One does note that Warren and Charlie still do engage in a form of value-oriented investing, and almost no one realizes they do so. Warren and Charlie are buyers of good companies during a crash. But that’s a story for another day.

Value investing is not dead. It just simply doesn’t scale.

If you want to manage hundreds of millions or even billions of dollars, it will be hard to find enough old school value ideas to fill up your portfolio. If you are looking to be a superstar fund manager, value investing probably won’t work for you.

Let’s look at the purest form of asset-based value investing…

Ben Graham invented this strategy. And it’s how Warren Buffett and other legendary investors like Walter Schloss and Tweedy Browne made themselves extraordinarily wealthy. It is the simple idea of buying stocks for less than their liquidation value. The trick, however, is not to buy stocks in all of the companies trading below their liquidation value… but just those whose financial statements indicate that these overlooked companies will survive and eventually recover.

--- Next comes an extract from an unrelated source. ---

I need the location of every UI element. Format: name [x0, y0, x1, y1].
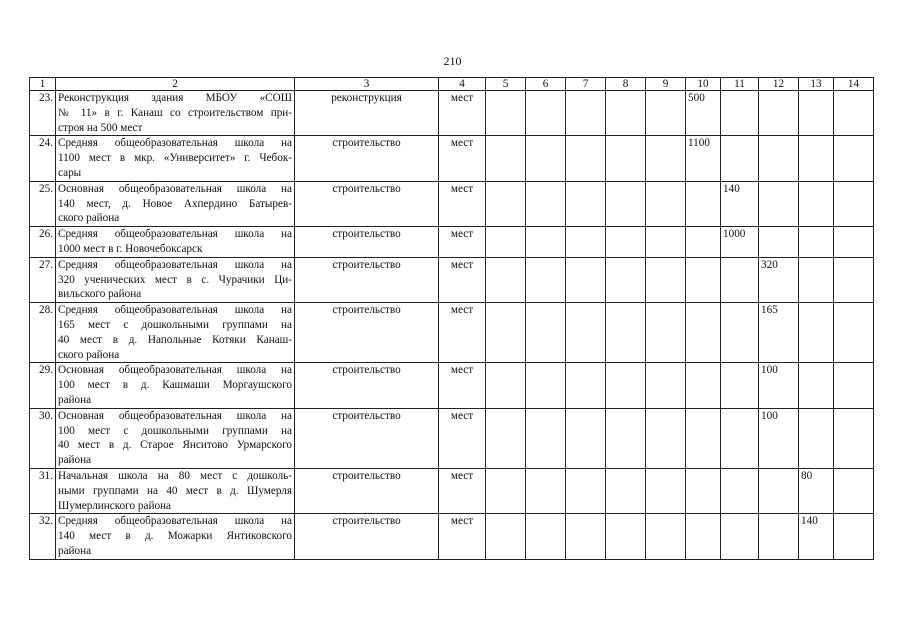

There are only 40 of these companies around at any given time. And as the market moves higher, that number will get only smaller and smaller. Right now, there are only about 15. The market cap of companies that make the “liquidation value cut” tend to be pretty small. They are rarely able to suddenly use their capital, put millions of dollars to work, and get rich collecting fees.

Those of us looking to make a ton of money and build our net worth don’t have that problem. We can buy smaller companies easily.

Using a simple strategy of buying companies that trade for less than their liquidation value and eventually selling them when they are fairly priced has yielded me annual returns of over 20% for the past 20 years.

Value investing is not dead.

In its purest form it is not only for the already rich. It’s the exclusive tool for those trying to get rich themselves.